Note: As a first step, ensure that the Configuration Manager console is installed on the remote Software Update Point as well. It is a mandatory requirement.
Permissions Required in SCCM for Base Installations from Patch My PC
Topics covered in this article:
Automatically Create the Configuration manager Security Role for the Patch My PC Publisher
In build 1.8.6 or newer, the Publisher can automatically create the Security role with the minimum permissions for you.
After the security role is created, you will need to assign the computer account of the server running the publisher, or the provided alternative account to the security role.

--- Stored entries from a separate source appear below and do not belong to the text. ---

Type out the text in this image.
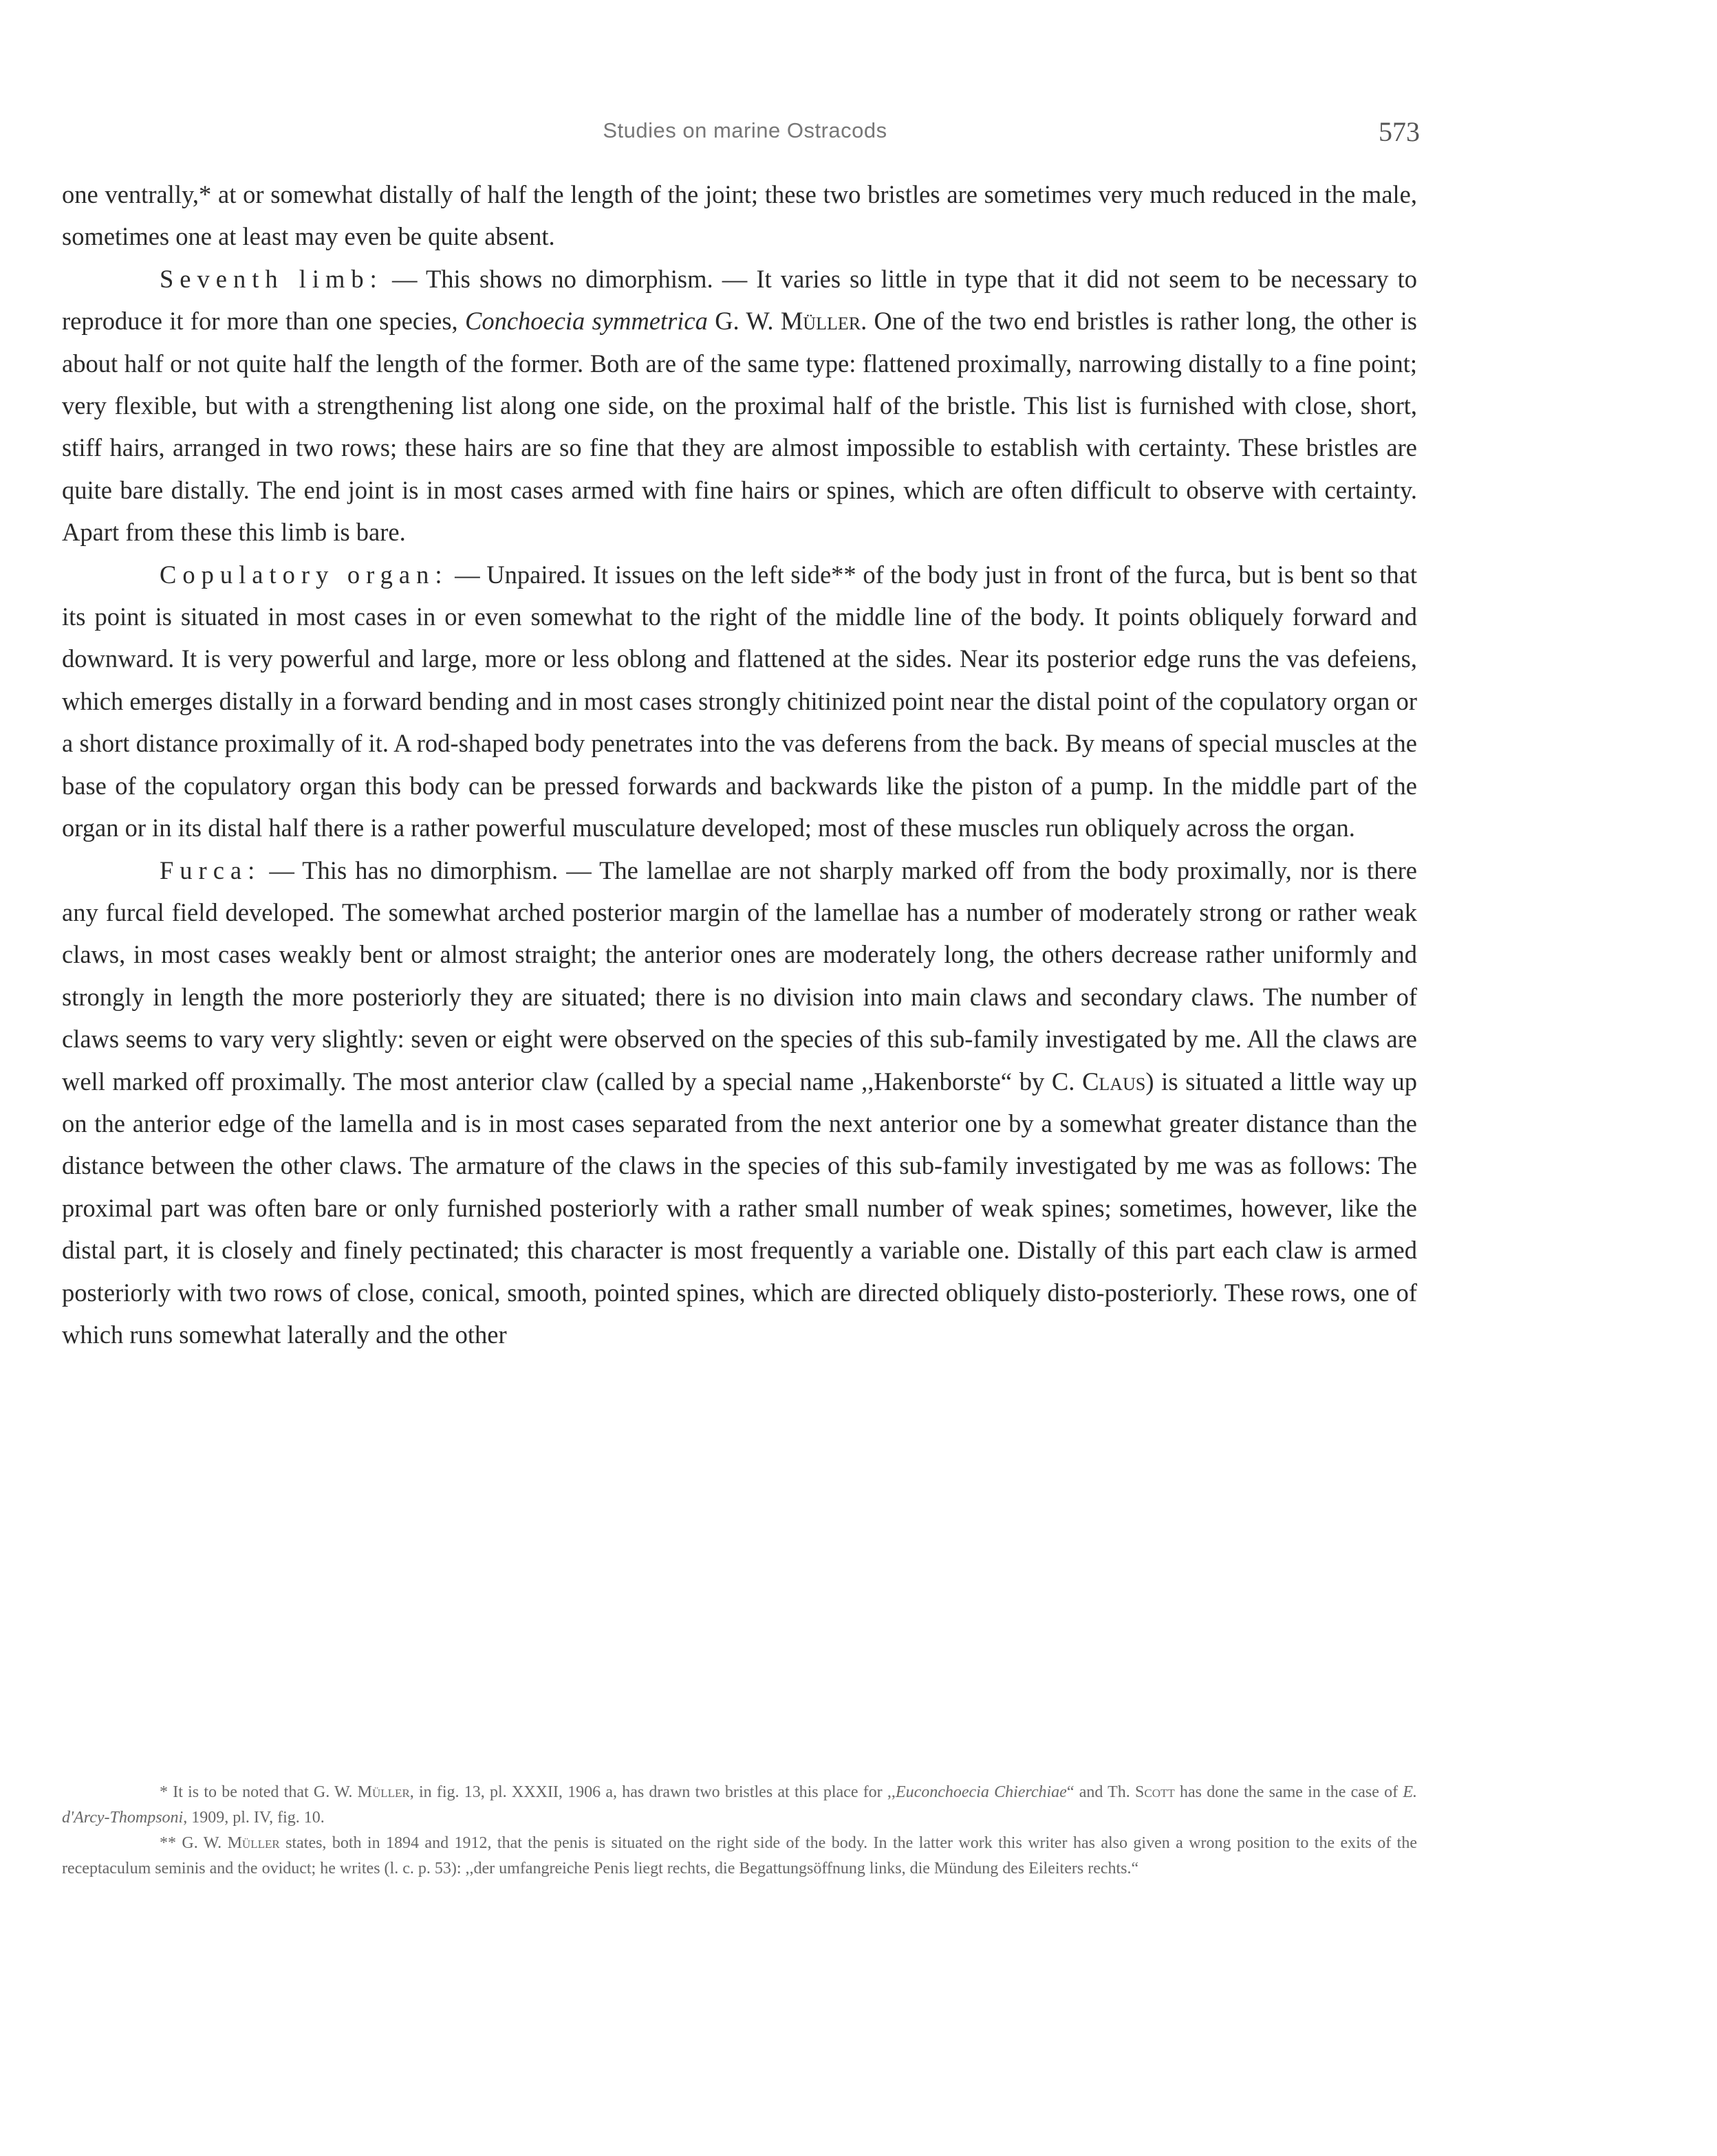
Studies on marine Ostracods	573

one ventrally,* at or somewhat distally of half the length of the joint; these two bristles are sometimes very much reduced in the male, sometimes one at least may even be quite absent.

Seventh limb: — This shows no dimorphism. — It varies so little in type that it did not seem to be necessary to reproduce it for more than one species, Conchoecia symmetrica G. W. Müller. One of the two end bristles is rather long, the other is about half or not quite half the length of the former. Both are of the same type: flattened proximally, narrowing distally to a fine point; very flexible, but with a strengthening list along one side, on the proximal half of the bristle. This list is furnished with close, short, stiff hairs, arranged in two rows; these hairs are so fine that they are almost impossible to establish with certainty. These bristles are quite bare distally. The end joint is in most cases armed with fine hairs or spines, which are often difficult to observe with certainty. Apart from these this limb is bare.

Copulatory organ: — Unpaired. It issues on the left side** of the body just in front of the furca, but is bent so that its point is situated in most cases in or even somewhat to the right of the middle line of the body. It points obliquely forward and downward. It is very powerful and large, more or less oblong and flattened at the sides. Near its posterior edge runs the vas defeiens, which emerges distally in a forward bending and in most cases strongly chitinized point near the distal point of the copulatory organ or a short distance proximally of it. A rod-shaped body penetrates into the vas deferens from the back. By means of special muscles at the base of the copulatory organ this body can be pressed forwards and backwards like the piston of a pump. In the middle part of the organ or in its distal half there is a rather powerful musculature developed; most of these muscles run obliquely across the organ.

Furca: — This has no dimorphism. — The lamellae are not sharply marked off from the body proximally, nor is there any furcal field developed. The somewhat arched posterior margin of the lamellae has a number of moderately strong or rather weak claws, in most cases weakly bent or almost straight; the anterior ones are moderately long, the others decrease rather uniformly and strongly in length the more posteriorly they are situated; there is no division into main claws and secondary claws. The number of claws seems to vary very slightly: seven or eight were observed on the species of this sub-family investigated by me. All the claws are well marked off proximally. The most anterior claw (called by a special name ,,Hakenborste“ by C. Claus) is situated a little way up on the anterior edge of the lamella and is in most cases separated from the next anterior one by a somewhat greater distance than the distance between the other claws. The armature of the claws in the species of this sub-family investigated by me was as follows: The proximal part was often bare or only furnished posteriorly with a rather small number of weak spines; sometimes, however, like the distal part, it is closely and finely pectinated; this character is most frequently a variable one. Distally of this part each claw is armed posteriorly with two rows of close, conical, smooth, pointed spines, which are directed obliquely disto-posteriorly. These rows, one of which runs somewhat laterally and the other

* It is to be noted that G. W. Müller, in fig. 13, pl. XXXII, 1906 a, has drawn two bristles at this place for ,,Euconchoecia Chierchiae“ and Th. Scott has done the same in the case of E. d'Arcy-Thompsoni, 1909, pl. IV, fig. 10.

** G. W. Müller states, both in 1894 and 1912, that the penis is situated on the right side of the body. In the latter work this writer has also given a wrong position to the exits of the receptaculum seminis and the oviduct; he writes (l. c. p. 53): ,,der umfangreiche Penis liegt rechts, die Begattungsöffnung links, die Mündung des Eileiters rechts.“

Manually Create the Configuration manager Security Role for the Patch My PC Publisher
When we create installation packages and distribute then we will need the following permissions in SCCM.
- Application: Read, Modify, Delete, Set Security Scope, Create, Move Object, Modify Folder
- Distribution Point: Read, Copy to Distribution Point
- Distribution Point Group: Read, Copy to Distribution Point Group
- Folder Class: Read, Modify, Create
- Security Scopes: Read
- Site: Read
- Software Updates: Read, Modify
We will need to be able to create, modify, delete, and distribution packages within SCCM. By default, we attempt these actions using the computer account of the server the publishing service is running.
You can download our pre-created security role named “Patch My PC – Base Installations“. Once imported, you will then need to add the computer account as a new Administrative User and assign this new security role. Be sure to select “All instances of the objects that are related to the assigned security roles” to prevent potential issues with scoping.
If you prefer, you can configure an impersonation account to use rather than the computer account of the server in the base install options.